A violência no campo é uma preocupação crescente no país e no Estado de São Paulo. A Comissão de Direitos Humanos da Assembléia, presidida pelo deputado Renato Simões (PT), realizou nesta quinta-feira, 21/8, discussão sobre o conflito de terra no Pontal do Paranapanema. Participaram do debate Jonas Villas Boas, superintendente da Fundação Instituto de Terras do Estado de São Paulo José Gomes da Silva (ITESP), Gilmar Mauro, do Movimento Sem Terra (MST) de São Paulo, Maria de Oliveira, representante da Ouvidoria Agrária Nacional, e Telma Cardoso, do Incra- SP.

Apesar de ter sido programado antes, o debate da Comissão de Direitos Humanos sobre a situação do Pontal coincide com as discussões na Assembléia do projeto do governador Geraldo Alckmin que propõe a regularização das terras estaduais de até 500 hectares ocupadas de maneira irregular no Pontal do Paranapanema. Se aprovado, cerca de 600 propriedades poderão ter a situação legalizada. Os atuais ocupantes pagarão de 10 a 15 por cento do valor da terra sem benfeitoria para que sua posse seja regularizada e o pagamento poderá ser parcelado em até três anos.

A proposta do governo, lembrou Renato Simões, será discutida em pelo menos três audiências públicas.
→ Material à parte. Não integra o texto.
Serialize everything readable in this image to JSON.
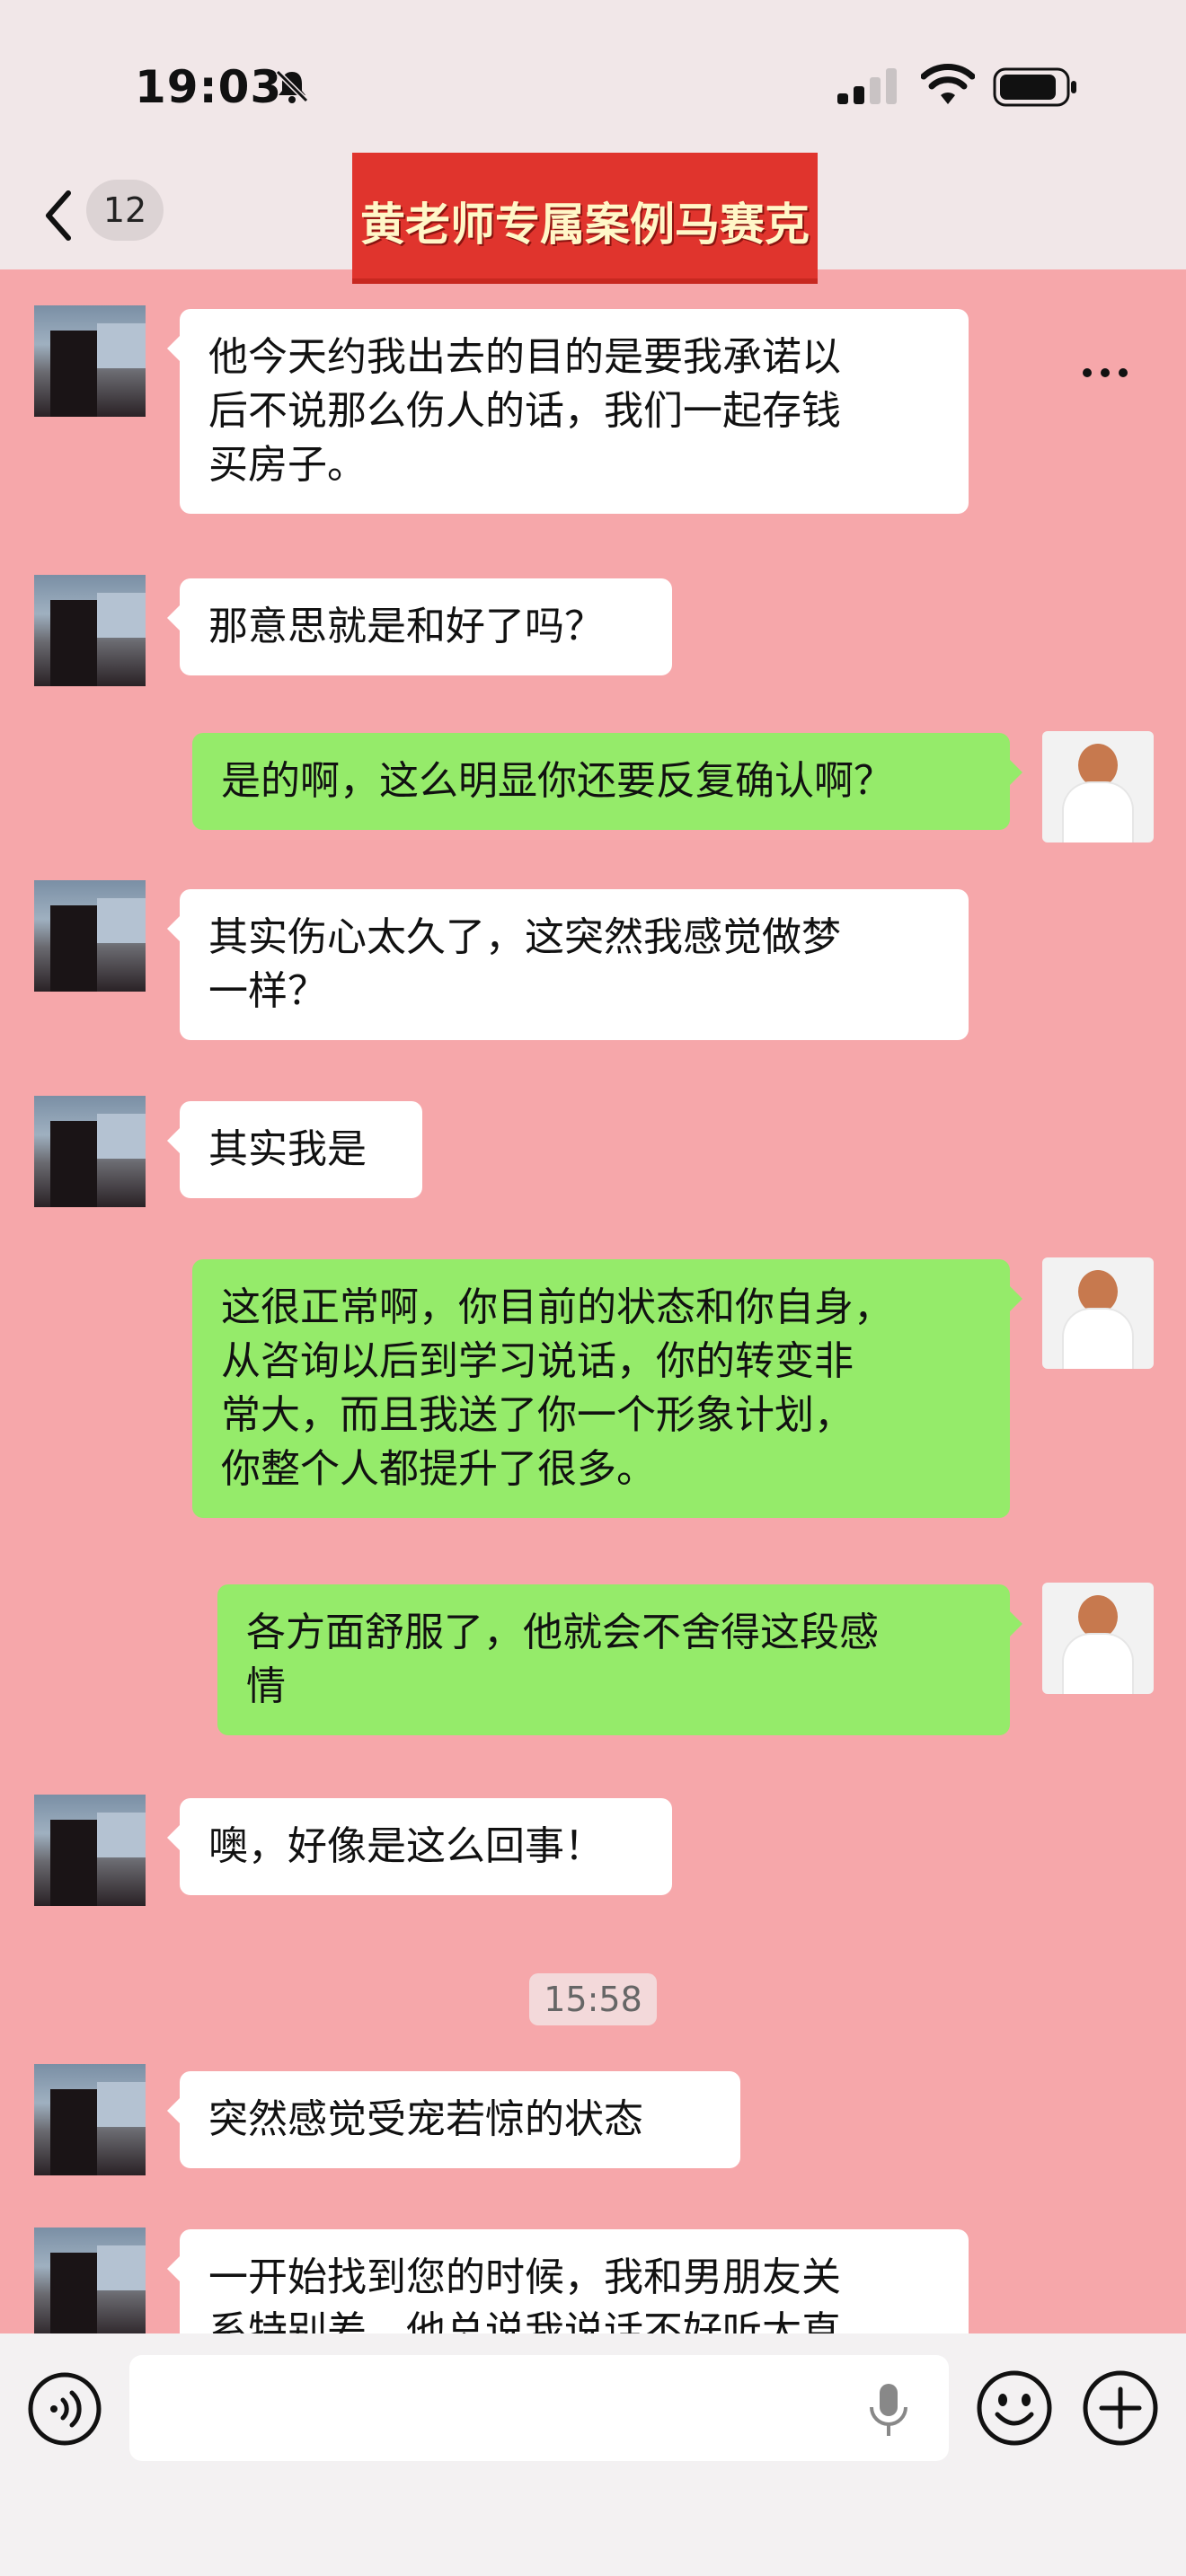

Em cada uma delas serão ouvidos, separadamente, prefeitos e autoridades locais dos municípios envolvidos pelo projeto, fazendeiros e trabalhadores sem terra.

Política de arredação

Gilmar Mauro disse que o MST apóia a realização de audiências públicas com todos os setores para discutir o projeto do Governo do Estado, mas adianta que as decisões políticas sobre a região não devem passar apenas pela regularização das terras de 100 a 500 hectares. "O Estado tem de ter uma política de arrecadação de terras públicas para efeito de promoção da reforma agrária", acrescentou.

Jonas Villas Boas, após apresentar a história da região do Pontal, disse que terras devolutas são uma característica de todo o país e que é preciso ter vontade de se fazer ações discriminatórias para promover os assentamentos de terras. Segundo Villas Boas, a situação de cerca de 250 mil hectares do Pontal encontra-se indefinida, aguardando decisão do Tribunal de Justiça sobre ações de discriminação que definem se as terras são devolutas ou particulares. Se não houver essas decisões será difícil dispor de terras para atender cerca de 7,5 mil famílias que se encontram acampadas na região. Muitas ações demoram décadas para obterem uma decisão em segunda instância. "Nossa legislação é atrasada e conservadora. Precisamos iniciar um debate nacional para encontrar mecanismos que desobstruam a realização da reforma agrária, oferendo agilidade para fazer justiça social", concluiu o representante do ITESP.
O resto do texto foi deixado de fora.